C’est peut-être la raison pour laquelle certains de nos gouvernants s’emparent de faits anodins et les transforment quasiment en affaire d’état. Probablement plus pour se faire remarquer, d’ailleurs, que pour contribuer à la gouvernance du pays.
Ainsi, à peine a-t-on appris que la mairie de Lyon annonçait des menus végétariens dans les cantines scolaires que 5 ministres, pas moins, se sont lancés dans une polémique aussi inattendue que surréaliste.

Le ministre délégué pour l’économie et les finances, le porte-parole du gouvernement, le ministre de l’intérieur, celui de l’agriculture et enfin, celle de l’écologie. En ajoutant le vice-président du groupe LREM à l’Assemblée nationale.
Pas forcément pour parler dans le même sens, mais ça, ce n’est pas surprenant pour un gouvernement qui rassemble des gens venus de la droite et de la gauche.
Mais ce qui surprend, c’est l’argumentation, les mots employés.
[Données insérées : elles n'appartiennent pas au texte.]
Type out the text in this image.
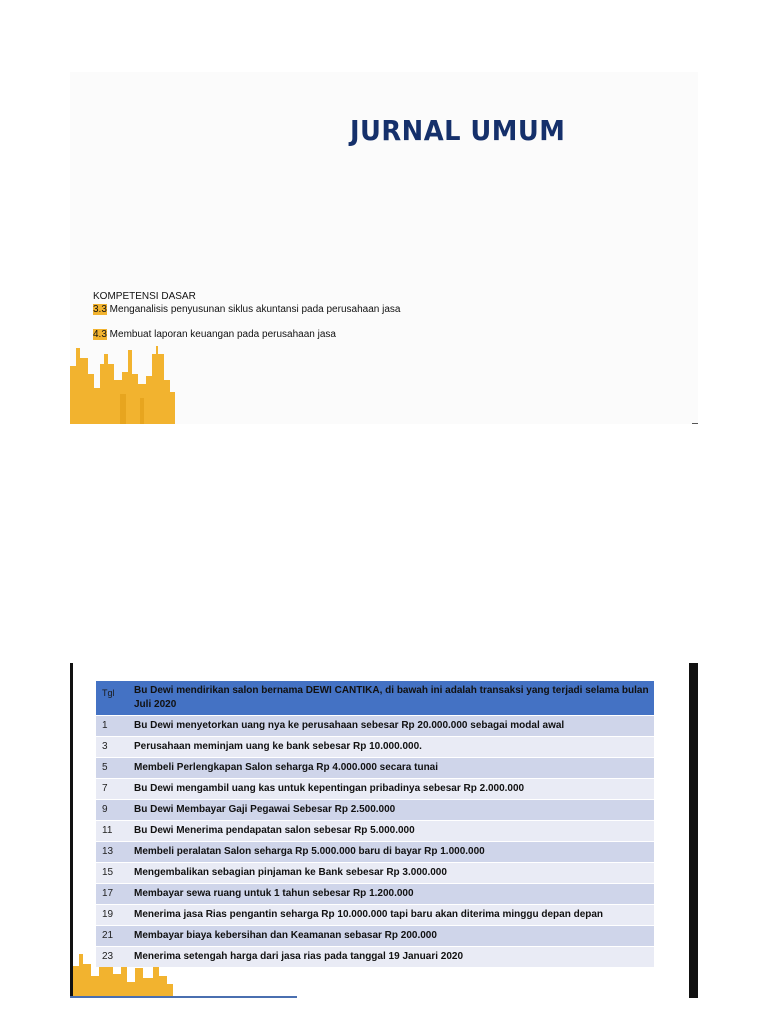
JURNAL UMUM
KOMPETENSI DASAR
3.3 Menganalisis penyusunan siklus akuntansi pada perusahaan jasa
4.3 Membuat laporan keuangan pada perusahaan jasa
Tgl	Bu Dewi mendirikan salon bernama DEWI CANTIKA, di bawah ini adalah transaksi yang terjadi selama bulan Juli 2020
1	Bu Dewi menyetorkan uang nya ke perusahaan sebesar Rp 20.000.000 sebagai modal awal
3	Perusahaan meminjam uang ke bank sebesar Rp 10.000.000.
5	Membeli Perlengkapan Salon seharga Rp 4.000.000 secara tunai
7	Bu Dewi mengambil uang kas untuk kepentingan pribadinya sebesar Rp 2.000.000
9	Bu Dewi Membayar Gaji Pegawai Sebesar Rp 2.500.000
11	Bu Dewi Menerima pendapatan salon sebesar Rp 5.000.000
13	Membeli peralatan Salon seharga Rp 5.000.000 baru di bayar Rp 1.000.000
15	Mengembalikan sebagian pinjaman ke Bank sebesar Rp 3.000.000
17	Membayar sewa ruang untuk 1 tahun sebesar Rp 1.200.000
19	Menerima jasa Rias pengantin seharga Rp 10.000.000 tapi baru akan diterima minggu depan depan
21	Membayar biaya kebersihan dan Keamanan sebasar Rp 200.000
23	Menerima setengah harga dari jasa rias pada tanggal 19 Januari 2020
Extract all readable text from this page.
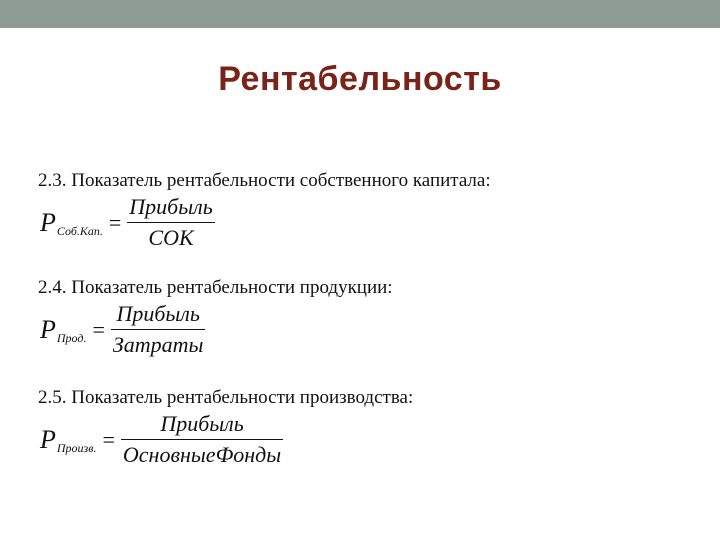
Рентабельность
2.3. Показатель рентабельности собственного капитала:
P Соб.Кап. = $\frac{\text{Прибыль}}{\text{СОК}}$
2.4. Показатель рентабельности продукции:
P Прод. = $\frac{\text{Прибыль}}{\text{Затраты}}$
2.5. Показатель рентабельности производства:
P Произв. = $\frac{\text{Прибыль}}{\text{ОсновныеФонды}}$
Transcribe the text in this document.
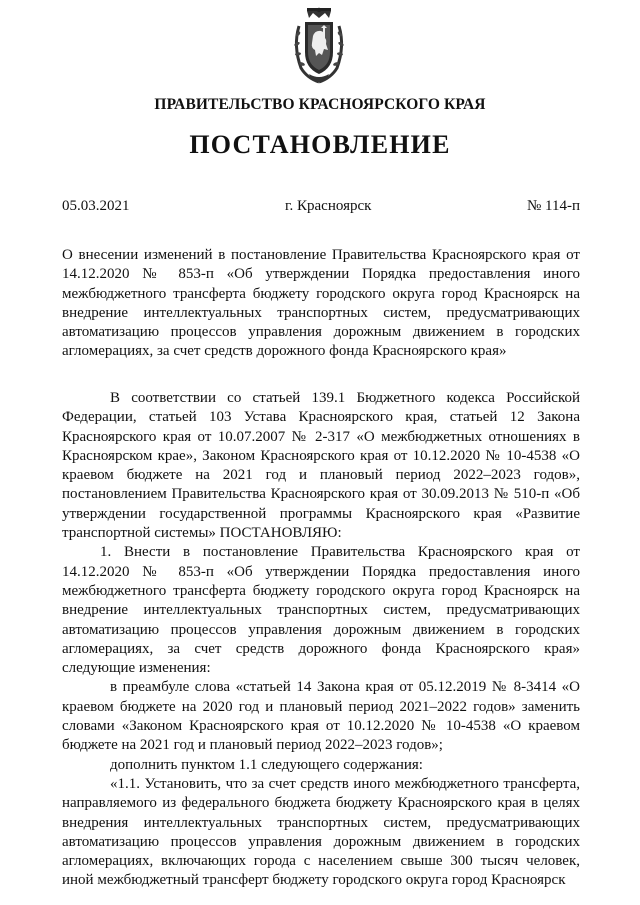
ПРАВИТЕЛЬСТВО КРАСНОЯРСКОГО КРАЯ
ПОСТАНОВЛЕНИЕ
05.03.2021	г. Красноярск	№ 114-п
О внесении изменений в постановление Правительства Красноярского края от 14.12.2020 № 853-п «Об утверждении Порядка предоставления иного межбюджетного трансферта бюджету городского округа город Красноярск на внедрение интеллектуальных транспортных систем, предусматривающих автоматизацию процессов управления дорожным движением в городских агломерациях, за счет средств дорожного фонда Красноярского края»

В соответствии со статьей 139.1 Бюджетного кодекса Российской Федерации, статьей 103 Устава Красноярского края, статьей 12 Закона Красноярского края от 10.07.2007 № 2-317 «О межбюджетных отношениях в Красноярском крае», Законом Красноярского края от 10.12.2020 № 10-4538 «О краевом бюджете на 2021 год и плановый период 2022–2023 годов», постановлением Правительства Красноярского края от 30.09.2013 № 510-п «Об утверждении государственной программы Красноярского края «Развитие транспортной системы» ПОСТАНОВЛЯЮ:

1. Внести в постановление Правительства Красноярского края от 14.12.2020 № 853-п «Об утверждении Порядка предоставления иного межбюджетного трансферта бюджету городского округа город Красноярск на внедрение интеллектуальных транспортных систем, предусматривающих автоматизацию процессов управления дорожным движением в городских агломерациях, за счет средств дорожного фонда Красноярского края» следующие изменения:

в преамбуле слова «статьей 14 Закона края от 05.12.2019 № 8-3414 «О краевом бюджете на 2020 год и плановый период 2021–2022 годов» заменить словами «Законом Красноярского края от 10.12.2020 № 10-4538 «О краевом бюджете на 2021 год и плановый период 2022–2023 годов»;

дополнить пунктом 1.1 следующего содержания:

«1.1. Установить, что за счет средств иного межбюджетного трансферта, направляемого из федерального бюджета бюджету Красноярского края в целях внедрения интеллектуальных транспортных систем, предусматривающих автоматизацию процессов управления дорожным движением в городских агломерациях, включающих города с населением свыше 300 тысяч человек, иной межбюджетный трансферт бюджету городского округа город Красноярск
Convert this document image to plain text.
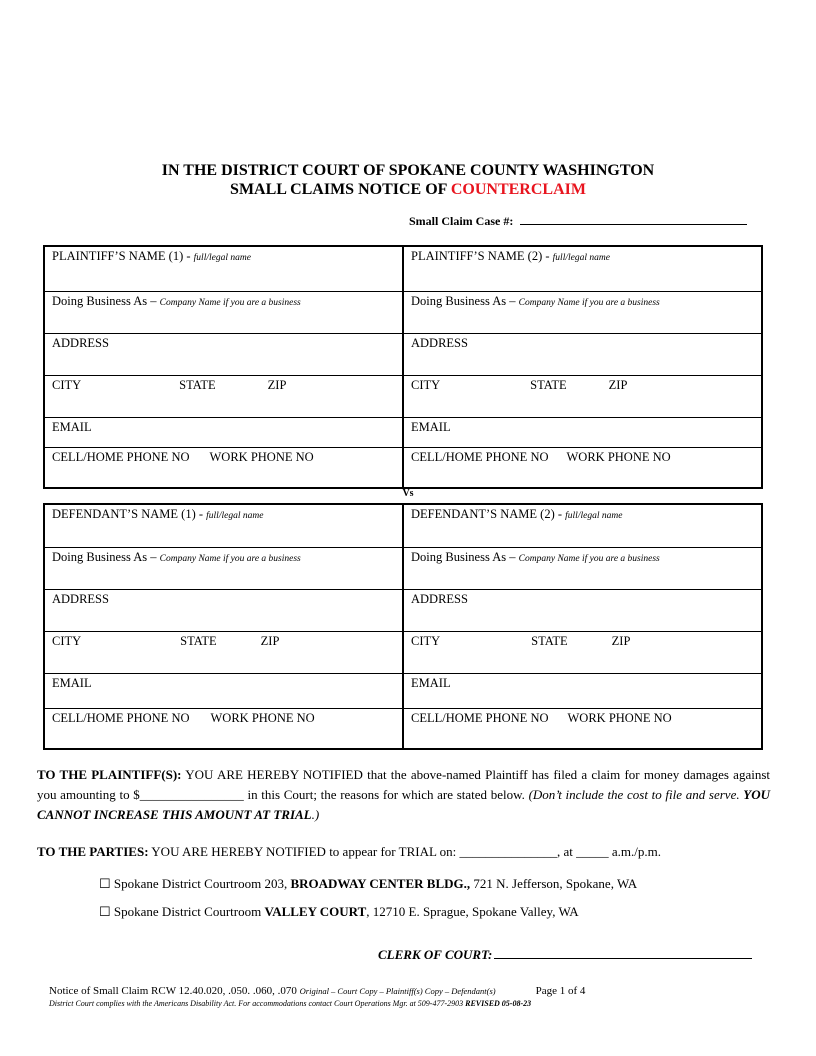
IN THE DISTRICT COURT OF SPOKANE COUNTY WASHINGTON
SMALL CLAIMS NOTICE OF COUNTERCLAIM
Small Claim Case #:
PLAINTIFF’S NAME (1) - full/legal name	PLAINTIFF’S NAME (2) - full/legal name
Doing Business As – Company Name if you are a business	Doing Business As – Company Name if you are a business
ADDRESS	ADDRESS
CITY STATE ZIP	CITY STATE ZIP
EMAIL	EMAIL
CELL/HOME PHONE NO WORK PHONE NO	CELL/HOME PHONE NO WORK PHONE NO
Vs
DEFENDANT’S NAME (1) - full/legal name	DEFENDANT’S NAME (2) - full/legal name
Doing Business As – Company Name if you are a business	Doing Business As – Company Name if you are a business
ADDRESS	ADDRESS
CITY STATE ZIP	CITY STATE ZIP
EMAIL	EMAIL
CELL/HOME PHONE NO WORK PHONE NO	CELL/HOME PHONE NO WORK PHONE NO
TO THE PLAINTIFF(S): YOU ARE HEREBY NOTIFIED that the above-named Plaintiff has filed a claim for money damages against you amounting to $________________ in this Court; the reasons for which are stated below. (Don’t include the cost to file and serve. YOU CANNOT INCREASE THIS AMOUNT AT TRIAL.)
TO THE PARTIES: YOU ARE HEREBY NOTIFIED to appear for TRIAL on: _______________, at _____ a.m./p.m.
☐ Spokane District Courtroom 203, BROADWAY CENTER BLDG., 721 N. Jefferson, Spokane, WA
☐ Spokane District Courtroom VALLEY COURT, 12710 E. Sprague, Spokane Valley, WA
CLERK OF COURT:
Notice of Small Claim RCW 12.40.020, .050. .060, .070 Original – Court Copy – Plaintiff(s) Copy – Defendant(s)	Page 1 of 4
District Court complies with the Americans Disability Act. For accommodations contact Court Operations Mgr. at 509-477-2903 REVISED 05-08-23
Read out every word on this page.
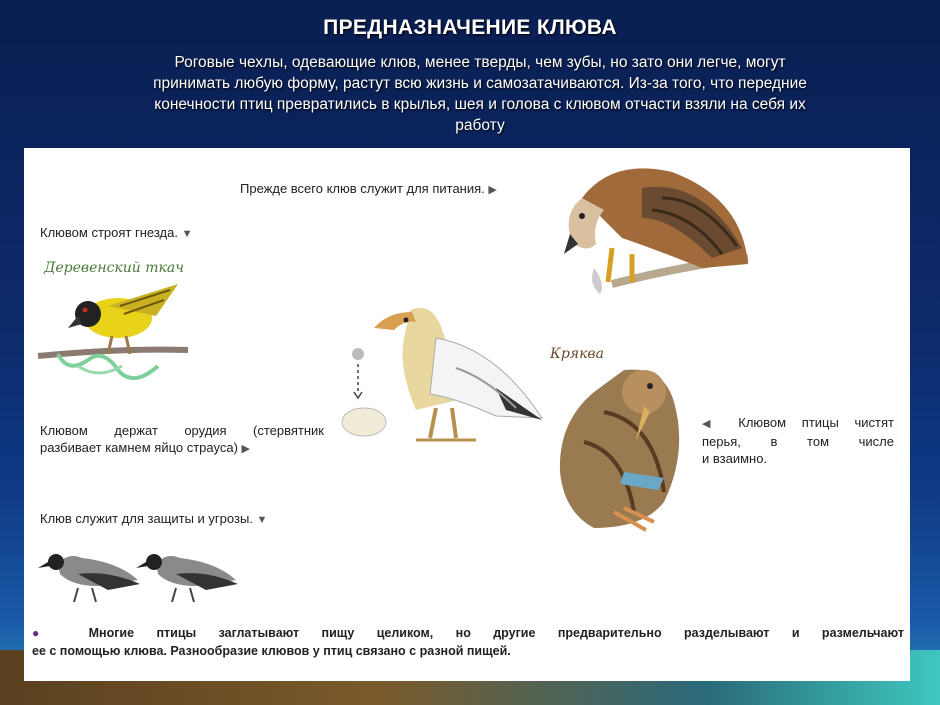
ПРЕДНАЗНАЧЕНИЕ КЛЮВА
Роговые чехлы, одевающие клюв, менее тверды, чем зубы, но зато они легче, могут
принимать любую форму, растут всю жизнь и самозатачиваются. Из-за того, что передние
конечности птиц превратились в крылья, шея и голова с клювом отчасти взяли на себя их
работу
Прежде всего клюв служит для питания. ▶
Клювом строят гнезда. ▼
Деревенский ткач
Кряква
Клювом держат орудия (стервятник
разбивает камнем яйцо страуса) ▶
◀ Клювом птицы чистят
перья, в том числе
и взаимно.
Клюв служит для защиты и угрозы. ▼
● Многие птицы заглатывают пищу целиком, но другие предварительно разделывают и размельчают
ее с помощью клюва. Разнообразие клювов у птиц связано с разной пищей.
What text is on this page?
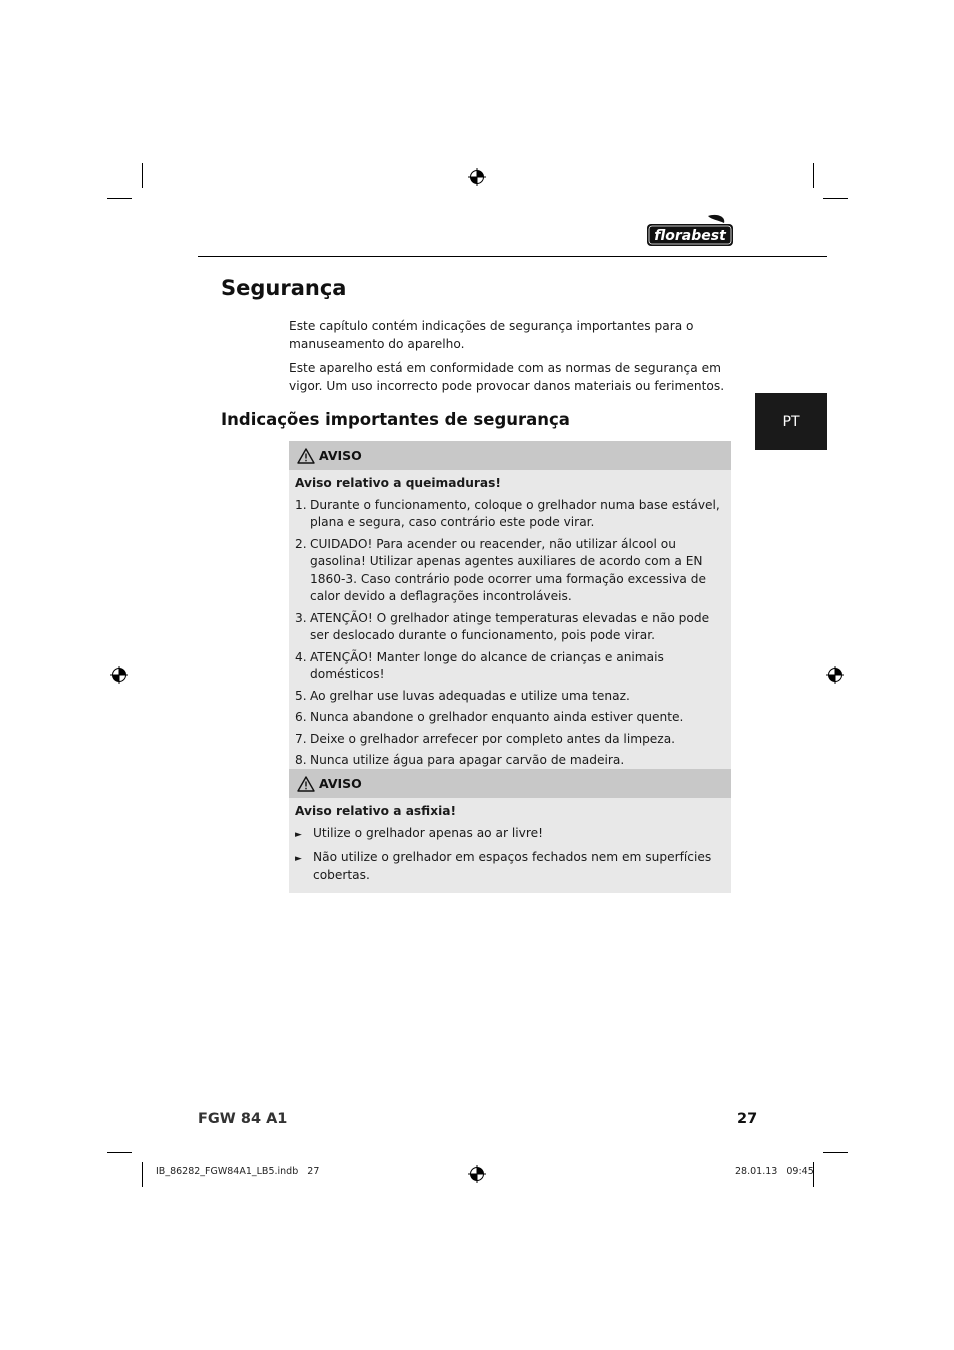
florabest
Segurança

Este capítulo contém indicações de segurança importantes para o manuseamento do aparelho.

Este aparelho está em conformidade com as normas de segurança em vigor. Um uso incorrecto pode provocar danos materiais ou ferimentos.

PT
Indicações importantes de segurança
AVISO

Aviso relativo a queimaduras!

1. Durante o funcionamento, coloque o grelhador numa base estável, plana e segura, caso contrário este pode virar.
2. CUIDADO! Para acender ou reacender, não utilizar álcool ou gasolina! Utilizar apenas agentes auxiliares de acordo com a EN 1860-3. Caso contrário pode ocorrer uma formação excessiva de calor devido a deflagrações incontroláveis.
3. ATENÇÃO! O grelhador atinge temperaturas elevadas e não pode ser deslocado durante o funcionamento, pois pode virar.
4. ATENÇÃO! Manter longe do alcance de crianças e animais domésticos!
5. Ao grelhar use luvas adequadas e utilize uma tenaz.
6. Nunca abandone o grelhador enquanto ainda estiver quente.
7. Deixe o grelhador arrefecer por completo antes da limpeza.
8. Nunca utilize água para apagar carvão de madeira.
AVISO

Aviso relativo a asfixia!

► Utilize o grelhador apenas ao ar livre!
► Não utilize o grelhador em espaços fechados nem em superfícies cobertas.
FGW 84 A1	27
IB_86282_FGW84A1_LB5.indb   27	28.01.13   09:45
Pour certains, je cite, le choix du maire de Lyon, écologiste je le précise, est « antisocial et doctrinaire », ; il prend « une décision idéologique » pour un autre, ou encore il mène « une politique moraliste et élitiste » ; et enfin, ce maire met « de l’idéologie dans l’assiette de nos enfants ».
Un menu fort nourrissant, on le voit.
La ministre de l’écologie, elle, déplore, je cite « un débat préhistorique ».

Je précise enfin, par souci d’information objective, que l’ancien ministre de l’intérieur, Gérard Collomb, avait également instauré temporairement des menus sans viande, en mai et juin 2020, dans sa ville de Lyon  lorsqu’il était encore maire.
Sans déclencher de bombardement verbal gouvernemental à l’époque.

Conclusion, au choix.
Soit, l’actualité étant désespérément vide hors covid, certains ministres s’ennuient ferme, pour ne pas dire plus. Et cherchent tout aussi désespérément à exister. En choisissant la facilité, la parole, plutôt que l’action.
Autre hypothèse, l’élection présidentielle étant programmée pour dans un an, il importe dès maintenant de faire de la haute politique stratégique en flinguant autant que possible et par tous les moyens les adversaires possibles, en l’occurrence, ici, les verts.
A chacun sa conclusion ; on peut même, si on le souhaite et sans grand risque de se tromper, cocher les deux cases.